Мэт намечал для себя путь, которым можно было бы подобраться поближе к фургону и попытаться подслушать незаметно для солдат, когда в задней части фургона распахнулась дверь и светловолосый офицер спустился вниз по ступенькам, надев на голову шлем с тонким синим пером едва его сапог коснулся земли. Следом показался Люка, в великолепном алом кафтане с золотым шитьем в виде солнечных дисков в окружении лучей, что переливалось всеми цветами радуги когда он двинулся за офицером. У Люка было не меньше двух дюжин кафтанов, по большей части красного сукна, один безвкуснее другого. Хорошо еще, что его фургон был самым просторным в труппе, иначе ему пришлось бы возить их где-нибудь еще.

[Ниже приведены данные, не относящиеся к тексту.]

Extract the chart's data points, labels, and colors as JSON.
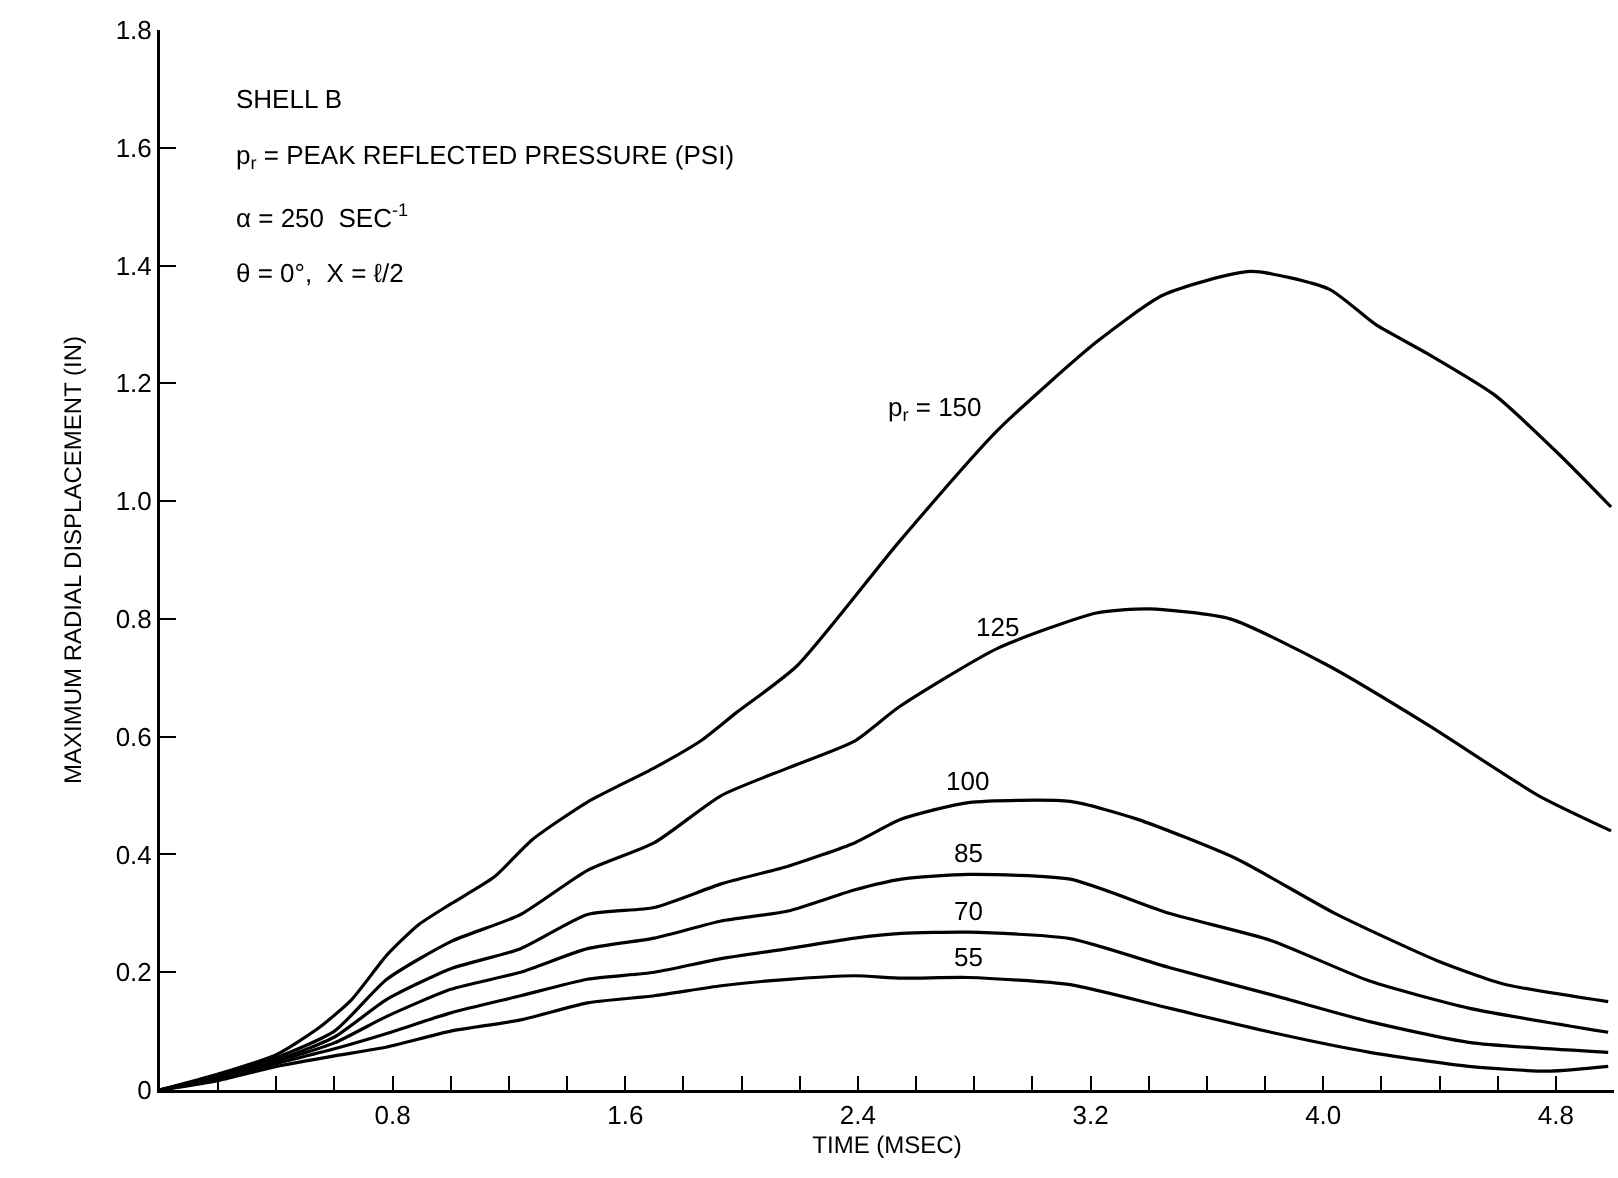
{
  "chart_data": {
    "type": "line",
    "xlabel": "TIME (MSEC)",
    "ylabel": "MAXIMUM RADIAL DISPLACEMENT (IN)",
    "annotations": [
      "SHELL B",
      "p$_{r}$ = PEAK REFLECTED PRESSURE (PSI)",
      "α = 250  SEC$^{-1}$",
      "θ = 0°,  X = ℓ/2"
    ],
    "xlim": [
      0,
      5.0
    ],
    "ylim": [
      0,
      1.8
    ],
    "xticks": [
      {
        "value": 0.2,
        "label": null
      },
      {
        "value": 0.4,
        "label": null
      },
      {
        "value": 0.6,
        "label": null
      },
      0.8,
      {
        "value": 1.0,
        "label": null
      },
      {
        "value": 1.2,
        "label": null
      },
      {
        "value": 1.4,
        "label": null
      },
      1.6,
      {
        "value": 1.8,
        "label": null
      },
      {
        "value": 2.0,
        "label": null
      },
      {
        "value": 2.2,
        "label": null
      },
      2.4,
      {
        "value": 2.6,
        "label": null
      },
      {
        "value": 2.8,
        "label": null
      },
      {
        "value": 3.0,
        "label": null
      },
      3.2,
      {
        "value": 3.4,
        "label": null
      },
      {
        "value": 3.6,
        "label": null
      },
      {
        "value": 3.8,
        "label": null
      },
      {
        "value": 4.0,
        "label": "4.0"
      },
      {
        "value": 4.2,
        "label": null
      },
      {
        "value": 4.4,
        "label": null
      },
      {
        "value": 4.6,
        "label": null
      },
      4.8
    ],
    "yticks": [
      0,
      0.2,
      0.4,
      0.6,
      0.8,
      {
        "value": 1.0,
        "label": "1.0"
      },
      1.2,
      1.4,
      1.6,
      1.8
    ],
    "grid": false,
    "legend": false,
    "marker": "none",
    "line_style": "solid",
    "series": [
      {
        "name": "p$_{r}$ = 150",
        "color": "#000000",
        "x": [
          0,
          0.2,
          0.4,
          0.55,
          0.66,
          0.78,
          0.89,
          1.0,
          1.15,
          1.28,
          1.47,
          1.7,
          1.86,
          1.98,
          2.19,
          2.54,
          2.88,
          3.22,
          3.45,
          3.75,
          4.02,
          4.18,
          4.36,
          4.59,
          4.81,
          4.99
        ],
        "values": [
          0,
          0.027,
          0.06,
          0.107,
          0.154,
          0.229,
          0.281,
          0.316,
          0.362,
          0.425,
          0.489,
          0.547,
          0.593,
          0.64,
          0.72,
          0.93,
          1.12,
          1.27,
          1.35,
          1.39,
          1.36,
          1.3,
          1.25,
          1.18,
          1.08,
          0.99
        ]
      },
      {
        "name": "125",
        "color": "#000000",
        "x": [
          0,
          0.2,
          0.4,
          0.6,
          0.78,
          1.0,
          1.24,
          1.47,
          1.7,
          1.93,
          2.16,
          2.39,
          2.54,
          2.88,
          3.22,
          3.4,
          3.68,
          4.02,
          4.36,
          4.74,
          4.99
        ],
        "values": [
          0,
          0.025,
          0.055,
          0.1,
          0.188,
          0.252,
          0.298,
          0.373,
          0.42,
          0.5,
          0.547,
          0.593,
          0.65,
          0.75,
          0.81,
          0.817,
          0.8,
          0.72,
          0.62,
          0.5,
          0.44
        ]
      },
      {
        "name": "100",
        "color": "#000000",
        "x": [
          0,
          0.2,
          0.4,
          0.6,
          0.78,
          1.0,
          1.24,
          1.47,
          1.7,
          1.93,
          2.16,
          2.39,
          2.55,
          2.78,
          3.13,
          3.36,
          3.7,
          4.04,
          4.39,
          4.62,
          4.98
        ],
        "values": [
          0,
          0.022,
          0.05,
          0.09,
          0.154,
          0.206,
          0.24,
          0.298,
          0.31,
          0.35,
          0.38,
          0.42,
          0.46,
          0.488,
          0.49,
          0.46,
          0.393,
          0.3,
          0.22,
          0.18,
          0.15
        ]
      },
      {
        "name": "85",
        "color": "#000000",
        "x": [
          0,
          0.2,
          0.4,
          0.6,
          0.78,
          1.0,
          1.24,
          1.47,
          1.7,
          1.93,
          2.16,
          2.39,
          2.55,
          2.78,
          3.13,
          3.47,
          3.82,
          4.16,
          4.5,
          4.98
        ],
        "values": [
          0,
          0.02,
          0.048,
          0.08,
          0.125,
          0.171,
          0.2,
          0.24,
          0.258,
          0.287,
          0.304,
          0.34,
          0.358,
          0.366,
          0.358,
          0.3,
          0.254,
          0.185,
          0.139,
          0.098
        ]
      },
      {
        "name": "70",
        "color": "#000000",
        "x": [
          0,
          0.2,
          0.4,
          0.6,
          0.78,
          1.0,
          1.24,
          1.47,
          1.7,
          1.93,
          2.16,
          2.39,
          2.55,
          2.78,
          3.13,
          3.47,
          3.82,
          4.16,
          4.5,
          4.98
        ],
        "values": [
          0,
          0.018,
          0.045,
          0.07,
          0.096,
          0.131,
          0.16,
          0.188,
          0.2,
          0.223,
          0.24,
          0.258,
          0.266,
          0.268,
          0.257,
          0.208,
          0.162,
          0.116,
          0.081,
          0.064
        ]
      },
      {
        "name": "55",
        "color": "#000000",
        "x": [
          0,
          0.2,
          0.4,
          0.6,
          0.78,
          1.0,
          1.24,
          1.47,
          1.7,
          1.93,
          2.16,
          2.39,
          2.55,
          2.78,
          3.13,
          3.47,
          3.82,
          4.16,
          4.5,
          4.78,
          4.98
        ],
        "values": [
          0,
          0.016,
          0.04,
          0.058,
          0.073,
          0.1,
          0.119,
          0.148,
          0.16,
          0.177,
          0.188,
          0.194,
          0.19,
          0.191,
          0.179,
          0.139,
          0.098,
          0.064,
          0.04,
          0.032,
          0.04
        ]
      }
    ]
  }
}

Не обращая внимания на Люка, придержав меч офицер запрыгнул в седло своего мерина, и пролаял приказ, отправивший солдат в седла и сформировавший колонну по двое, которая медленным шагом тронулась к выходу. Застыв на месте, Люка наблюдал за их отъездом с приклеенной улыбкой на лице, готовый поклониться, если кто-либо из них обернется.
Мэт остался стоять в стороне от дороги с открытым, словно от удивления ртом, и наблюдая, как проезжают мимо солдаты. Ни один из них так и не посмотрел на него – офицер смотрел точно прямо перед собой, его солдаты поступили точно так же – никто не обращает внимания на неотесанную деревенщину, и тем более, не запоминает.
К его удивлению Эгинин изучала землю перед своими туфлями, прижимая свой шарф к подбородку, пока последний всадник не проехал мимо. Подняв голову, чтобы проводить их удаляющиеся спины, она на мгновение скривила губы.
– Кажется, я действительно знаю этого юношу, – сказала она, слегка растягивая слова. – Я доставила его в Фалме на «Бесстрашном». Его слуга умер на полпути и он решил, что может воспользоваться кем-нибудь из моей команды. Я поставила его на место. Можно было подумать, что он действительно Благородный, глядя на тот шум, что он тогда поднял.
– Кровь и проклятый пепел, – выдохнул Мэт. Сколько людей встречалось с ней, что могли бы запомнить ее лицо? Эгинин не будет Эгинин, если их насчитывается меньше сотни. А он позволил ей разгуливать вокруг лишь напялив парик и сменив одежду для маскировки! Скорее с тысячей. Она способна вывести из себя даже камень.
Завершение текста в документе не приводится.